With the hustle and bustle of the Christmas season, it’s common to see fire dancers and other performers along Tamarindo beach at sunset. People often watch the shows from the beachfront bars or along the beach itself. There will also be beach bonfires to enjoy and lots of live music. This is a family-friendly environment, with many locals and tourists bringing their kids to watch the fun from the beach. Sunset takes place at 6 pm so there is plenty of time to watch the performers before bedtime, after all.
Christmas and New Year’s typically has a lot going on, since people in Costa Rica have time off of work and school and extra money to spend. That’s why this is the time of year when fiestas take place. Fiestas in Costa Rica is like a fair and rodeo mixed into one, with many small towns and bigger cities hosting their own event. Full of happy ticos and plenty of typical cuisines to sample in one spot, these events should not be missed during your Costa Rica beach vacation.
Christmas in Costa Rica is tamale time! And we couldn’t be more excited. Tamales in Costa Rica have a base of corn masa (dough), with rice, meat (usually pork), and vegetables wrapped in a banana leaf. Often tamales include surprise additions such as garbanzo beans and olives, depending on the region. This seasonal food should not be missed! They tend to be made only around Christmas time, due to the amount of effort involved in making the tasty treats. It is often a family effort, with mom or grandma preparing the arduous masa, and the children forming a kind of production line to help add the other ingredients. Tamales are often sold in pairs, tied together, and are referred to as a piña (pineapple).
If you want to sample a traditional Costa Rican New Year’s Eve, be sure to have a pierna de cerdo (pork roast) dinner.
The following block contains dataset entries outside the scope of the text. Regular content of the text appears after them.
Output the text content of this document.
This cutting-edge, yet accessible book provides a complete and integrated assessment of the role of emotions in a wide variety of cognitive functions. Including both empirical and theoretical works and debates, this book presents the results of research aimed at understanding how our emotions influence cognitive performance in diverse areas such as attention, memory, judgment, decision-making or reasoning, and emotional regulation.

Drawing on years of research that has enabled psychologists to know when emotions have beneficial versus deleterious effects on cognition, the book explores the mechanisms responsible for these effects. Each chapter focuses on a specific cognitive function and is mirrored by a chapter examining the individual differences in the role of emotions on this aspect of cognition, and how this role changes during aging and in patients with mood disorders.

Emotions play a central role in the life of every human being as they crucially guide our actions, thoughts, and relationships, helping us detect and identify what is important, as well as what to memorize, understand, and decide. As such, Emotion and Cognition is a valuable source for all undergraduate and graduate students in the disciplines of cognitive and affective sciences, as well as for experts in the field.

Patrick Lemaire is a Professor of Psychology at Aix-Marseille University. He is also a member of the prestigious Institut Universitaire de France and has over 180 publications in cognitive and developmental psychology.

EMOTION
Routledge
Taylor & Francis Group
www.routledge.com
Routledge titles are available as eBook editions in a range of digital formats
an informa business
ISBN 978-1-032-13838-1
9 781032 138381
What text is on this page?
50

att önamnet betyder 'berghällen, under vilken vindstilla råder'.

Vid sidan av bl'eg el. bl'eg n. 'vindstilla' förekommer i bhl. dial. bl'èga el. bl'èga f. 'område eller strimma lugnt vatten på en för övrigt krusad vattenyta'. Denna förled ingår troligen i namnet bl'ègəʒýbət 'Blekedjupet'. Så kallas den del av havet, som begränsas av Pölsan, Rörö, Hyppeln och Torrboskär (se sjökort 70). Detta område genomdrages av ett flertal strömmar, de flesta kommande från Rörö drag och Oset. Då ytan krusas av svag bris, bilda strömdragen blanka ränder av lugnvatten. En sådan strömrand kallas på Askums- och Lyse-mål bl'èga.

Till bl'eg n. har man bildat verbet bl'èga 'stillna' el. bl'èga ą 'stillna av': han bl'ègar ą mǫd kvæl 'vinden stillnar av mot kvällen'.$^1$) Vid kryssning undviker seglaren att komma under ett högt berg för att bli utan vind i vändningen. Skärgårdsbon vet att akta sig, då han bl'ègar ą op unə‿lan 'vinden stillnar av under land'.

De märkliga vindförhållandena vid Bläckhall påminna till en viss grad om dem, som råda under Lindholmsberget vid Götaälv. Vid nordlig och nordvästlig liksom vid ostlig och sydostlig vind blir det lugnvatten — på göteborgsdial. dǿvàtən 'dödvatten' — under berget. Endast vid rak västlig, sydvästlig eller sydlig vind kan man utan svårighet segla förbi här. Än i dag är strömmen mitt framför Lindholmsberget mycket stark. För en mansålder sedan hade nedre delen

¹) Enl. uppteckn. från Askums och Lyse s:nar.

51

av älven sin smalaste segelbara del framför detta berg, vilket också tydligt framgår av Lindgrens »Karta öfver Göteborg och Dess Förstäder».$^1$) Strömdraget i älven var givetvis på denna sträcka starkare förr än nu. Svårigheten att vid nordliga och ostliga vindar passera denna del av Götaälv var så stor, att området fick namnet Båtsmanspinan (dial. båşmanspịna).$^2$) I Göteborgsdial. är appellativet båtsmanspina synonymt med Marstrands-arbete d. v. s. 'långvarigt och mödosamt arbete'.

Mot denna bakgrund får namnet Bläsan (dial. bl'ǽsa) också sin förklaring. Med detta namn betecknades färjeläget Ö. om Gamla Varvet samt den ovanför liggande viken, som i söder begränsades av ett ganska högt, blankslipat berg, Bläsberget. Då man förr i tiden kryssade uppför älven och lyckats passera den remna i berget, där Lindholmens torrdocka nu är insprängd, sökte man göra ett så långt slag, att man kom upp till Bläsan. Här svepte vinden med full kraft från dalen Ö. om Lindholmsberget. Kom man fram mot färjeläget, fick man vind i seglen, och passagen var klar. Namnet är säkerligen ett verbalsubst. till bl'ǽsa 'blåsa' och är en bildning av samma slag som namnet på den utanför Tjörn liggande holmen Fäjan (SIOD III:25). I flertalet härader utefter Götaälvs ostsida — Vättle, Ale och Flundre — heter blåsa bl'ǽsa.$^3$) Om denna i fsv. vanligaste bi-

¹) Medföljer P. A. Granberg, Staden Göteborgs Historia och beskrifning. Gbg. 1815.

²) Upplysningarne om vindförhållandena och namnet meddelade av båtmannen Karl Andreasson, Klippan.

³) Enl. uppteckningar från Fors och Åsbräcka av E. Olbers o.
Another common family event during the holidays is a barbecue, often over coals or an open flame. Carne Asada is a common dish at these smoky family gatherings, which is combined with tortillas, chimichurri, and your drink of choice. You will find the Costa Rican form of eggnog and rum, called rompope, in almost every store during the holidays, for those wanting to indulge in some of their favorite holiday drinks.
On Christmas Eve, many Costa Ricans put on their best clothes and go to Midnight Mass, called the Misa de Gallo (Mass of the Rooster). Also on Christmas Eve, children leave their shoes out for Niño Dios (Baby Jesus) to fill with gifts, although this tradition has mostly been displaced by stockings and Santa Claus (called San Nicolás or Colacho).
While Christmas trees are a popular decoration in Costa Rican homes, it is not as essential as the nativity scene (pasito or portal), which is central to the traditional Christmas decor. The elaborate displays can be set up anytime but the Baby Jesus is only laid in its manger on Christmas Eve where it stays for several days and is taken down with even more fanfare. The rezo del Niño usually takes place on January 6 or 7 and includes prayers, family, and of course, food. At this time the nativity, and the Baby Jesus, can be put away for another year.
If you’re the superstitious type, get yourself a bunch of grapes to eat on New Year’s Eve, 12 to be exact, eaten at the chimes of the midnight clock. This is supposed to give you 12 months of good luck. Alternatively, eat 12 grapes and make 12 wishes for the year ahead. For the hopeful traveler, walk around the block with your suitcase at midnight to ensure a year full of travel. There are many more, but these are just a few examples of Costa Rican New Year’s Eve traditions.
A Costa Rica Christmas vacation is a great way to break away from the routine and stress of the holiday season back home. Trying something new like surfing, seeing monkeys and crocodiles in the wild, or doing yoga at the beach, is an excellent opportunity to allow yourself to unwind, and bring back that sense of excitement and wonder you had as a kid at Christmastime.